Militants
are suspected of having abducted dozens more girls and women in northeastern
Nigeria, news reports said on Tuesday, reviving concerns about hundreds of
schoolgirls who werekidnapped in the same region in April and
have yet to be rescued.
Quoting
witnesses and officials in the area, the reports said that 60 girls and women,
and possibly more than 30 boys, had been seized in the village of Kummabza,
about 100 miles from Maiduguri, the capital of Borno State.
The
Nigerian authorities said that they had yet to confirm the abduction, which was
said to have taken place on Saturday.

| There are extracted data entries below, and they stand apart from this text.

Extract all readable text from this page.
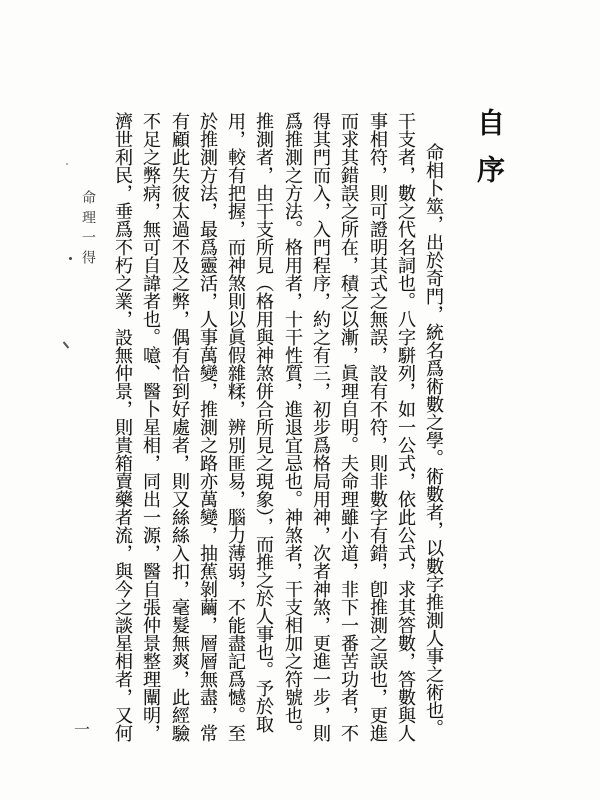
自序
命相卜筮，出於奇門，統名爲術數之學。術數者，以數字推測人事之術也。
干支者，數之代名詞也。八字駢列，如一公式，依此公式，求其答數，答數與人
事相符，則可證明其式之無誤，設有不符，則非數字有錯，卽推測之誤也，更進
而求其錯誤之所在，積之以漸，眞理自明。夫命理雖小道，非下一番苦功者，不
得其門而入，入門程序，約之有三，初步爲格局用神，次者神煞，更進一步，則
爲推測之方法。格用者，十干性質，進退宜忌也。神煞者，干支相加之符號也。
推測者，由干支所見（格用與神煞併合所見之現象），而推之於人事也。予於取
用，較有把握，而神煞則以眞假雜糅，辨別匪易，腦力薄弱，不能盡記爲憾。至
於推測方法，最爲靈活，人事萬變，推測之路亦萬變，抽蕉剝繭，層層無盡，常
有顧此失彼太過不及之弊，偶有恰到好處者，則又絲絲入扣，毫髮無爽，此經驗
不足之弊病，無可自諱者也。噫、醫卜星相，同出一源，醫自張仲景整理闡明，
濟世利民，垂爲不朽之業，設無仲景，則貴箱賣藥者流，與今之談星相者，又何
命理一得
一
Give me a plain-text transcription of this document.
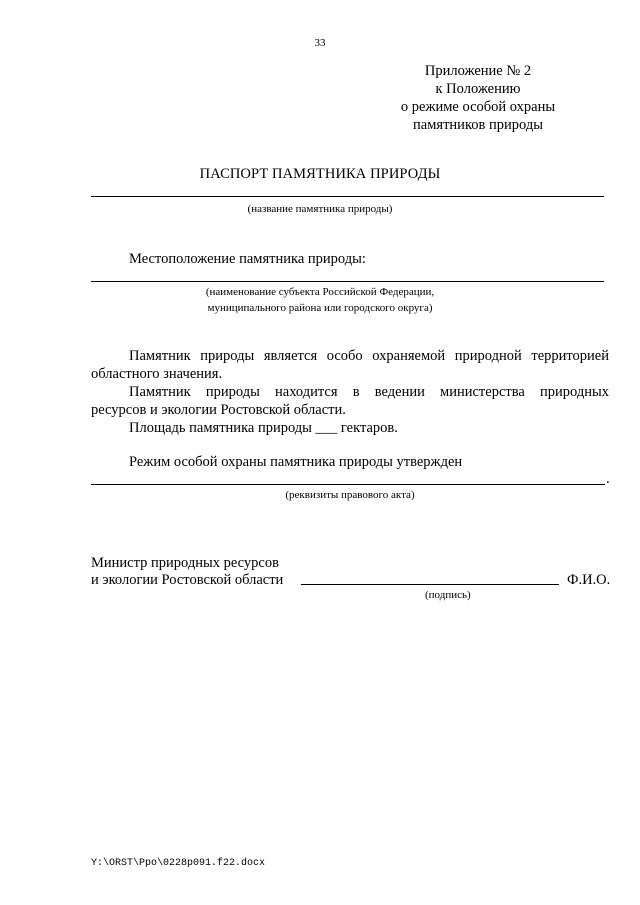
33
Приложение № 2
к Положению
о режиме особой охраны
памятников природы
ПАСПОРТ ПАМЯТНИКА ПРИРОДЫ
(название памятника природы)
Местоположение памятника природы:
(наименование субъекта Российской Федерации,
муниципального района или городского округа)
Памятник природы является особо охраняемой природной территорией
областного значения.
Памятник природы находится в ведении министерства природных
ресурсов и экологии Ростовской области.
Площадь памятника природы ___ гектаров.
Режим особой охраны памятника природы утвержден
.
(реквизиты правового акта)
Министр природных ресурсов
и экологии Ростовской области	Ф.И.О.
(подпись)
Y:\ORST\Ppo\0228p091.f22.docx
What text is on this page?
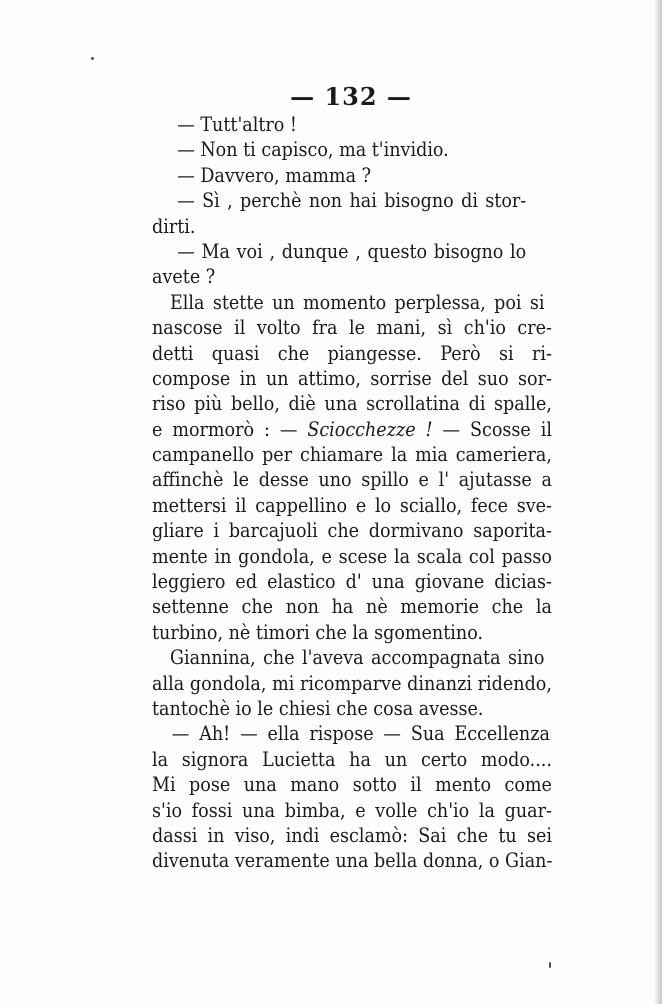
— 132 —
— Tutt'altro !
— Non ti capisco, ma t'invidio.
— Davvero, mamma ?
— Sì , perchè non hai bisogno di stor-
dirti.
— Ma voi , dunque , questo bisogno lo
avete ?
Ella stette un momento perplessa, poi si
nascose il volto fra le mani, sì ch'io cre-
detti quasi che piangesse. Però si ri-
compose in un attimo, sorrise del suo sor-
riso più bello, diè una scrollatina di spalle,
e mormorò : — Sciocchezze ! — Scosse il
campanello per chiamare la mia cameriera,
affinchè le desse uno spillo e l' ajutasse a
mettersi il cappellino e lo sciallo, fece sve-
gliare i barcajuoli che dormivano saporita-
mente in gondola, e scese la scala col passo
leggiero ed elastico d' una giovane dicias-
settenne che non ha nè memorie che la
turbino, nè timori che la sgomentino.
Giannina, che l'aveva accompagnata sino
alla gondola, mi ricomparve dinanzi ridendo,
tantochè io le chiesi che cosa avesse.
— Ah! — ella rispose — Sua Eccellenza
la signora Lucietta ha un certo modo....
Mi pose una mano sotto il mento come
s'io fossi una bimba, e volle ch'io la guar-
dassi in viso, indi esclamò: Sai che tu sei
divenuta veramente una bella donna, o Gian-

Witnesses accused militants from the Boko
Haram group, which took responsibility for the abductions in April, of carrying
out the kidnapping after attacks on villages.
Boko
Haram, which has sought to trade hostages in return for its own members
detained by the security forces, has been accused of regular attacks, despite a
military state of emergency in the region.
On
Monday, at least eight people were killed and 20 others wounded by an explosion
on a college campus in Kano, northern Nigeria. It was not immediately known
whether the attack was part of Boko Haram’s campaign to promote an Islamic
state.
Earlier
this month, the group killed scores of people — possibly hundreds, according to
the Nigerian news media — in what local officials described as a massacre in
northeastern Nigeria along the border with Cameroon, which has deployed
thousands of its troops as part of a regional campaign against the group.